И пошёл за ним наверх — по широкой холодной лестнице, в комнату с прикрытыми ставнями, к человеку, с которым воевал полтора года и которого шёл теперь провожать.

* * *

В комнате пахло болезнью — тем тяжёлым духом лекарств, камфары и долгого лежания, который ни с чем не спутаешь. Ставни были прикрыты, и в полумраке я не сразу разглядел его на широкой кровати.

А разглядев — не сразу узнал.

От грозного Гордеева, от того крепкого тяжёлого старика, каким я видел его весной, осталась половина — в прямом, страшном смысле: правая сторона лица обвисла, правая рука лежала поверх одеяла неживая, чужая. Он усох, опал, провалился в подушки. И только левый глаз — живой, тёмный, гордеевский — смотрел на меня с кровати остро и ясно, и в этом одном живом глазу был весь прежний Гордеев, вся его сила, согнанная теперь болезнью в единственную уцелевшую точку.

Я подошёл, придвинул стул, сел у кровати — не слишком близко, чтобы не нависать, но так, чтобы он видел меня, не напрягаясь. Пётр Тарасович помялся у двери и вышел, прикрыв её: нам надо было остаться вдвоём.

У постели горела одна свеча — днём, при прикрытых ставнях, в комнате держался полумрак, и свеча была не для света даже, а для того, должно быть, тихого живого огонька, который ставят у изголовья тяжёлых больных, чтоб не лежали в полной тьме. В её неровном свете лицо Гордеева то проступало, то уходило в тень, и эта игра света и тени делала его то совсем мёртвым, то вдруг живым, и я поймал себя на том, что вглядываюсь в него с тем особым вниманием, с каким вглядываются в лицо, которое видят, быть может, в последний раз.

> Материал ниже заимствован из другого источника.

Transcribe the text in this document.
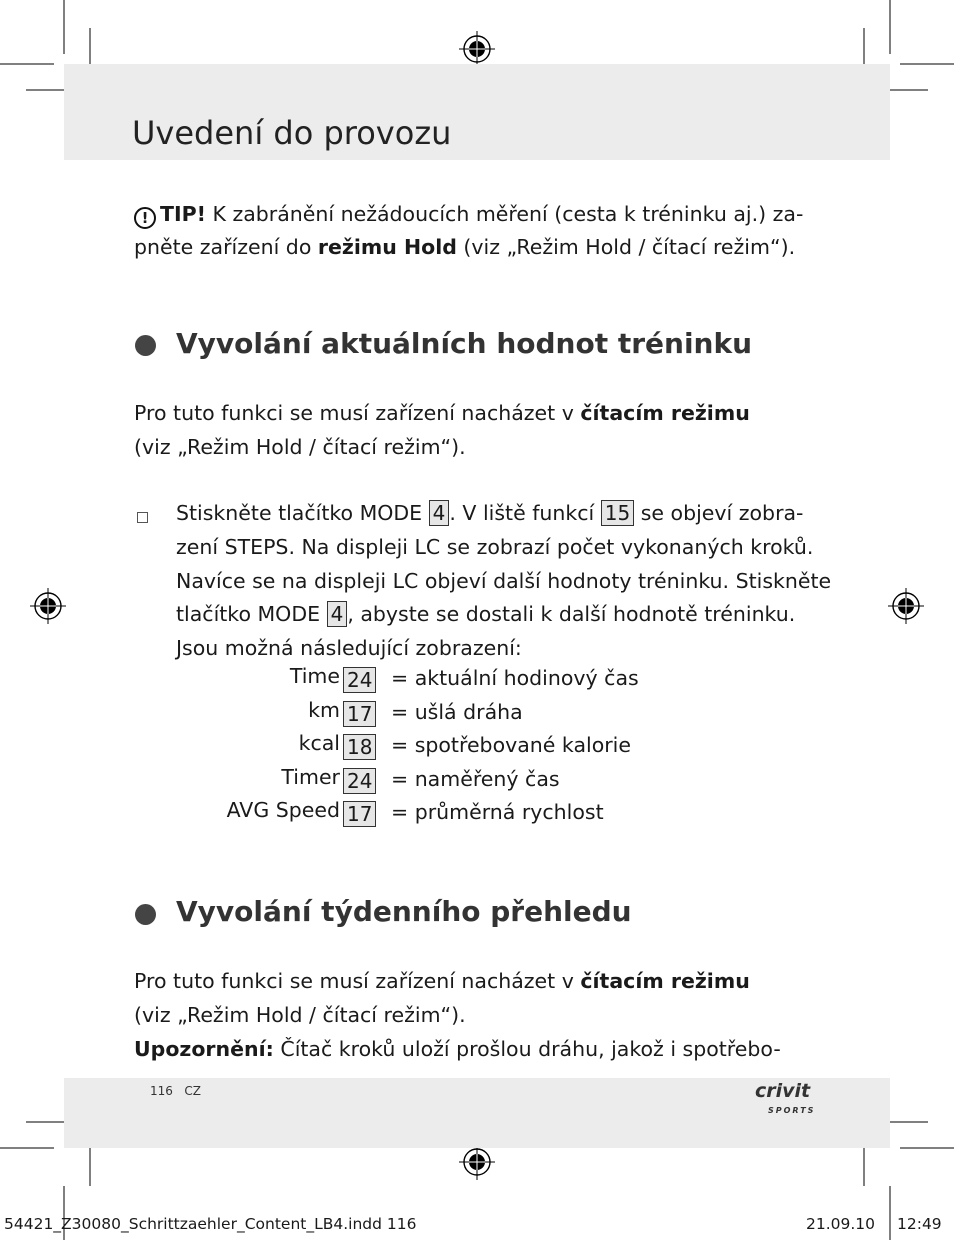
Uvedení do provozu
! TIP! K zabránění nežádoucích měření (cesta k tréninku aj.) za-
pněte zařízení do režimu Hold (viz „Režim Hold / čítací režim“).
Vyvolání aktuálních hodnot tréninku
Pro tuto funkci se musí zařízení nacházet v čítacím režimu
(viz „Režim Hold / čítací režim“).
Stiskněte tlačítko MODE 4 . V liště funkcí 15 se objeví zobra-
zení STEPS. Na displeji LC se zobrazí počet vykonaných kroků.
Navíce se na displeji LC objeví další hodnoty tréninku. Stiskněte
tlačítko MODE 4 , abyste se dostali k další hodnotě tréninku.
Jsou možná následující zobrazení:
Time 24 = aktuální hodinový čas
km 17 = ušlá dráha
kcal 18 = spotřebované kalorie
Timer 24 = naměřený čas
AVG Speed 17 = průměrná rychlost
Vyvolání týdenního přehledu
Pro tuto funkci se musí zařízení nacházet v čítacím režimu
(viz „Režim Hold / čítací režim“).
Upozornění: Čítač kroků uloží prošlou dráhu, jakož i spotřebo-
116 CZ	crivit
SPORTS
54421_Z30080_Schrittzaehler_Content_LB4.indd 116	21.09.10 12:49
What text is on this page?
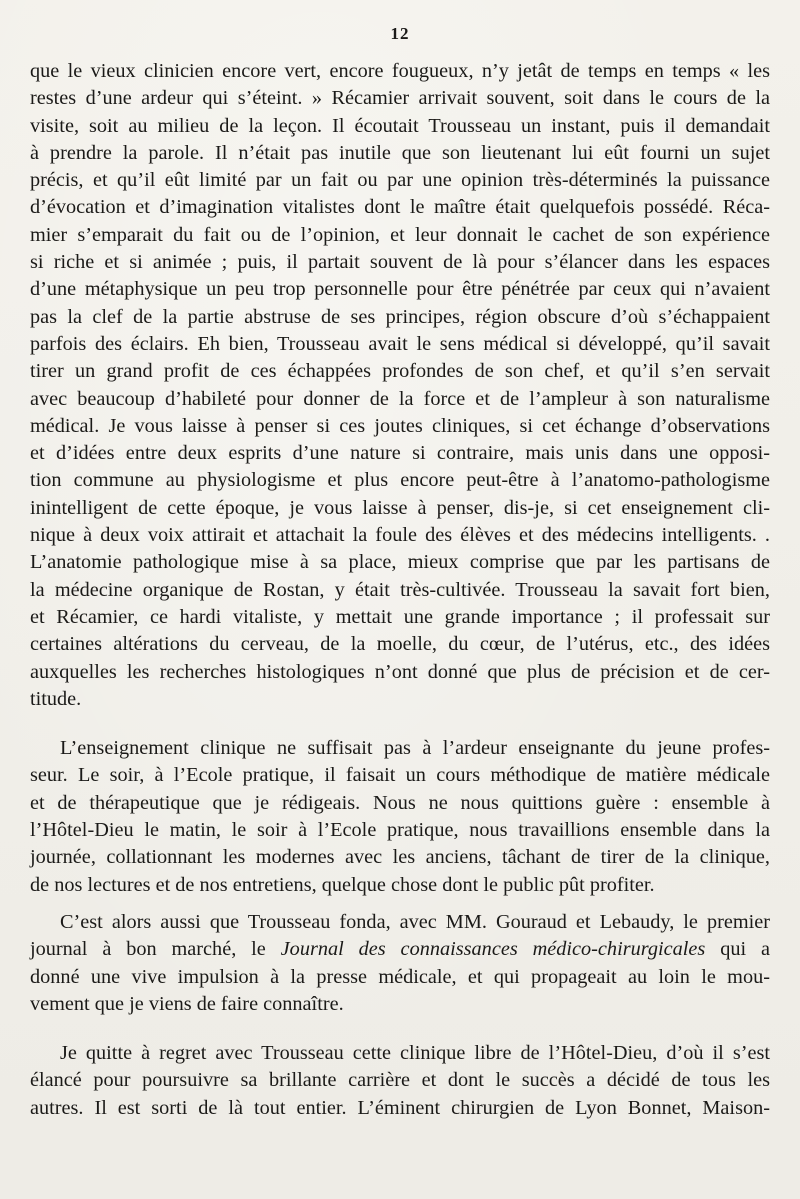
12
que le vieux clinicien encore vert, encore fougueux, n’y jetât de temps en temps « les
restes d’une ardeur qui s’éteint. » Récamier arrivait souvent, soit dans le cours de la
visite, soit au milieu de la leçon. Il écoutait Trousseau un instant, puis il demandait
à prendre la parole. Il n’était pas inutile que son lieutenant lui eût fourni un sujet
précis, et qu’il eût limité par un fait ou par une opinion très-déterminés la puissance
d’évocation et d’imagination vitalistes dont le maître était quelquefois possédé. Réca-
mier s’emparait du fait ou de l’opinion, et leur donnait le cachet de son expérience
si riche et si animée ; puis, il partait souvent de là pour s’élancer dans les espaces
d’une métaphysique un peu trop personnelle pour être pénétrée par ceux qui n’avaient
pas la clef de la partie abstruse de ses principes, région obscure d’où s’échappaient
parfois des éclairs. Eh bien, Trousseau avait le sens médical si développé, qu’il savait
tirer un grand profit de ces échappées profondes de son chef, et qu’il s’en servait
avec beaucoup d’habileté pour donner de la force et de l’ampleur à son naturalisme
médical. Je vous laisse à penser si ces joutes cliniques, si cet échange d’observations
et d’idées entre deux esprits d’une nature si contraire, mais unis dans une opposi-
tion commune au physiologisme et plus encore peut-être à l’anatomo-pathologisme
inintelligent de cette époque, je vous laisse à penser, dis-je, si cet enseignement cli-
nique à deux voix attirait et attachait la foule des élèves et des médecins intelligents. .
L’anatomie pathologique mise à sa place, mieux comprise que par les partisans de
la médecine organique de Rostan, y était très-cultivée. Trousseau la savait fort bien,
et Récamier, ce hardi vitaliste, y mettait une grande importance ; il professait sur
certaines altérations du cerveau, de la moelle, du cœur, de l’utérus, etc., des idées
auxquelles les recherches histologiques n’ont donné que plus de précision et de cer-
titude.
L’enseignement clinique ne suffisait pas à l’ardeur enseignante du jeune profes-
seur. Le soir, à l’Ecole pratique, il faisait un cours méthodique de matière médicale
et de thérapeutique que je rédigeais. Nous ne nous quittions guère : ensemble à
l’Hôtel-Dieu le matin, le soir à l’Ecole pratique, nous travaillions ensemble dans la
journée, collationnant les modernes avec les anciens, tâchant de tirer de la clinique,
de nos lectures et de nos entretiens, quelque chose dont le public pût profiter.
C’est alors aussi que Trousseau fonda, avec MM. Gouraud et Lebaudy, le premier
journal à bon marché, le Journal des connaissances médico-chirurgicales qui a
donné une vive impulsion à la presse médicale, et qui propageait au loin le mou-
vement que je viens de faire connaître.
Je quitte à regret avec Trousseau cette clinique libre de l’Hôtel-Dieu, d’où il s’est
élancé pour poursuivre sa brillante carrière et dont le succès a décidé de tous les
autres. Il est sorti de là tout entier. L’éminent chirurgien de Lyon Bonnet, Maison-
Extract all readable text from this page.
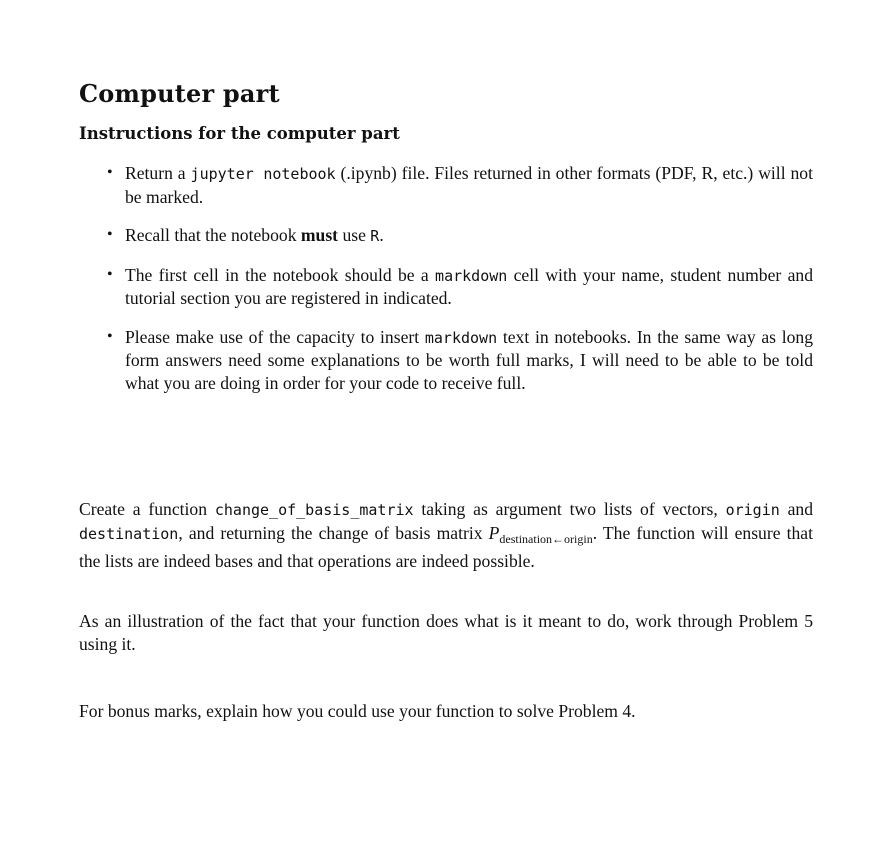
Computer part
Instructions for the computer part
• Return a jupyter notebook (.ipynb) file. Files returned in other formats (PDF, R, etc.) will not be marked.
• Recall that the notebook must use R.
• The first cell in the notebook should be a markdown cell with your name, student number and tutorial section you are registered in indicated.
• Please make use of the capacity to insert markdown text in notebooks. In the same way as long form answers need some explanations to be worth full marks, I will need to be able to be told what you are doing in order for your code to receive full.

Create a function change_of_basis_matrix taking as argument two lists of vectors, origin and destination, and returning the change of basis matrix $P_{destination\leftarrow origin}$. The function will ensure that the lists are indeed bases and that operations are indeed possible.

As an illustration of the fact that your function does what is it meant to do, work through Problem 5 using it.

For bonus marks, explain how you could use your function to solve Problem 4.
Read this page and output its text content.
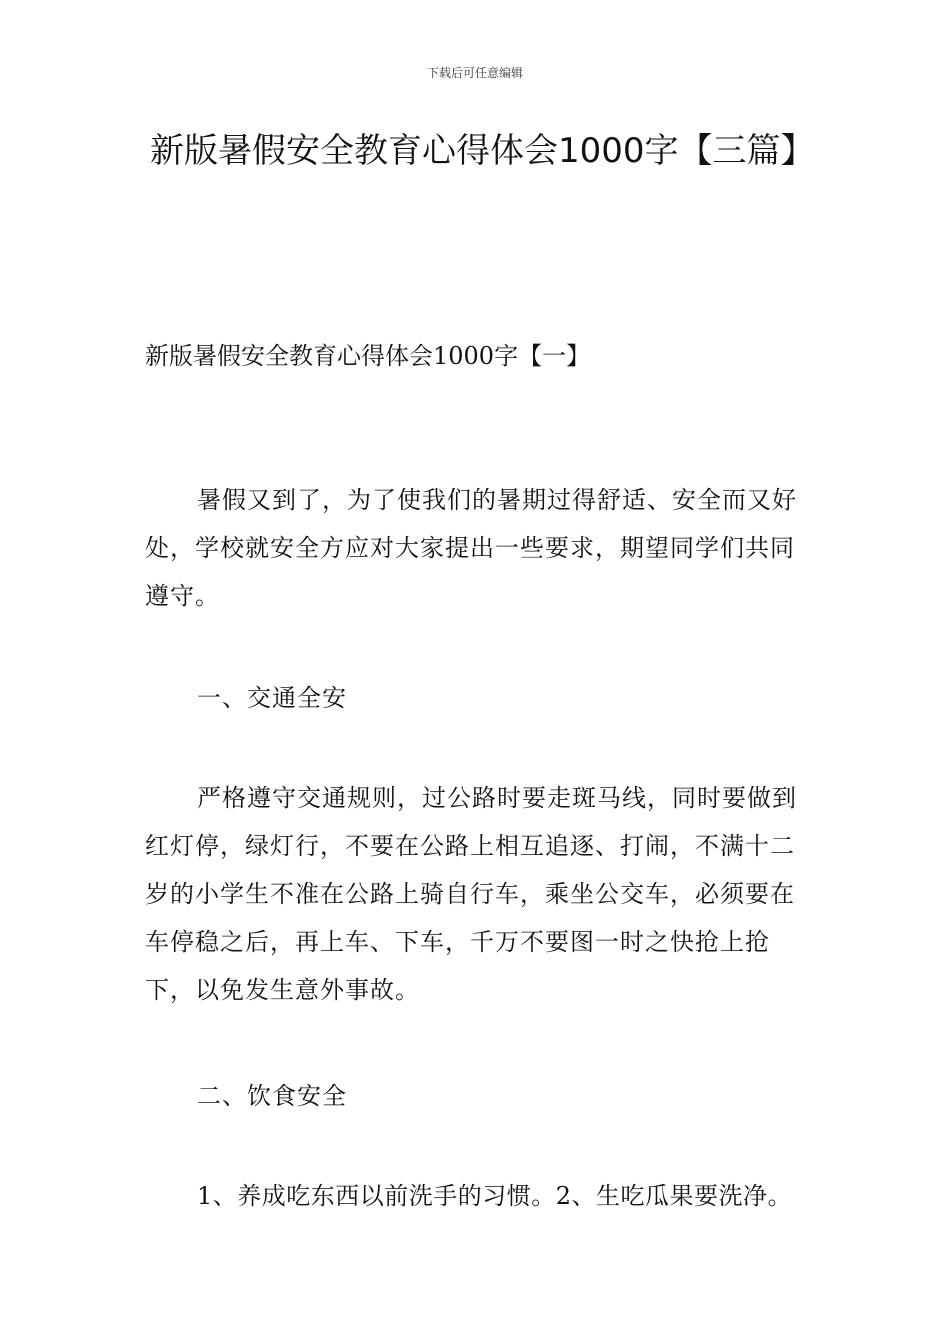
下载后可任意编辑
新版暑假安全教育心得体会1000字【三篇】

新版暑假安全教育心得体会1000字【一】

暑假又到了，为了使我们的暑期过得舒适、安全而又好处，学校就安全方应对大家提出一些要求，期望同学们共同遵守。

一、交通全安

严格遵守交通规则，过公路时要走斑马线，同时要做到红灯停，绿灯行，不要在公路上相互追逐、打闹，不满十二岁的小学生不准在公路上骑自行车，乘坐公交车，必须要在车停稳之后，再上车、下车，千万不要图一时之快抢上抢下，以免发生意外事故。

二、饮食安全

1、养成吃东西以前洗手的习惯。2、生吃瓜果要洗净。
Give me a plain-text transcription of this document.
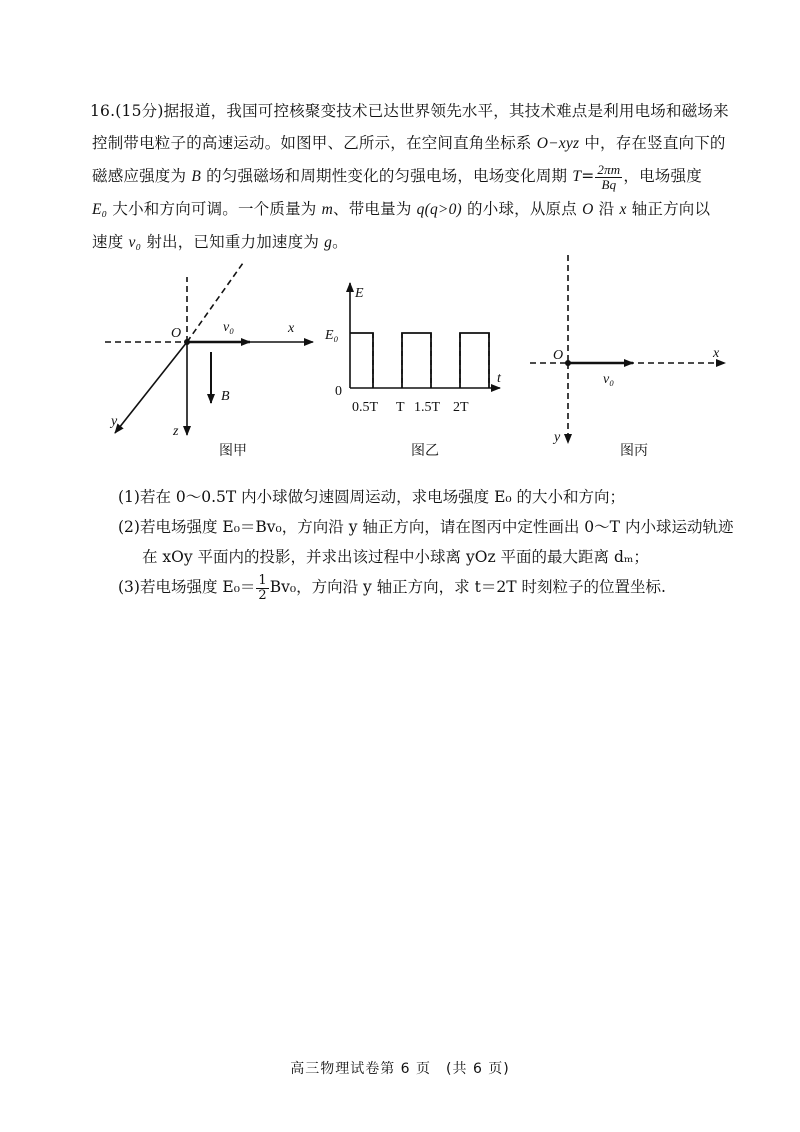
16.(15分)据报道，我国可控核聚变技术已达世界领先水平，其技术难点是利用电场和磁场来

控制带电粒子的高速运动。如图甲、乙所示，在空间直角坐标系 O−xyz 中，存在竖直向下的

磁感应强度为 B 的匀强磁场和周期性变化的匀强电场，电场变化周期 $T= \frac{2\pi m}{Bq}$ ，电场强度

E₀ 大小和方向可调。一个质量为 m、带电量为 q(q>0) 的小球，从原点 O 沿 x 轴正方向以

速度 v₀ 射出，已知重力加速度为 g。

O	v₀	x
y
z
B
图甲
E
E₀
0
t
0.5T T 1.5T 2T
图乙
O	x
y
v₀
图丙

(1)若在 0～0.5T 内小球做匀速圆周运动，求电场强度 E₀ 的大小和方向；

(2)若电场强度 E₀＝Bv₀，方向沿 y 轴正方向，请在图丙中定性画出 0～T 内小球运动轨迹

在 xOy 平面内的投影，并求出该过程中小球离 yOz 平面的最大距离 dₘ；

(3)若电场强度 $E_0= \frac{1}{2} Bv_0$，方向沿 y 轴正方向，求 t＝2T 时刻粒子的位置坐标.

高三物理试卷第 6 页　(共 6 页)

Я вглядывался и пытался разглядеть в этом обвисшем, опавшем лице того Гордеева, которого знал, — грозного купца, тридцать лет державшего город, слателя доносов, покупателя поверенных. И не находил. Болезнь стёрла грозность, оставила одну немощь; и под немощью, как под смытой краской, проступило что-то другое, чего при силе и грозности не разглядеть было, — проступил просто старый, испуганный, одинокий человек, которому нечего больше отбирать и некого держать, и который лежит и ждёт конца. Я смотрел на этого человека и не мог вспомнить, за что, собственно, его ненавидел. Ненависть требует достойного предмета — врага в силе; а к этому, лежащему, ненависти не было, была одна жалость, та самая, против которой бессильна всякая логика вражды.

Мы остались вдвоём.

Долго молчали. Я не торопил — к чему было торопить. Он смотрел на меня тем единственным живым глазом, и я выдерживал этот взгляд спокойно, не отводя, давая ему наглядеться, понять, привыкнуть, что я вправду тут, что это не бред. И постепенно в его глазу, поначалу остром, настороженном, враждебном даже, проступило другое — вопрос. Он хотел знать, зачем я пришёл. И, не умея спросить словами, спрашивал глазом — так ясно, что слов и не требовалось.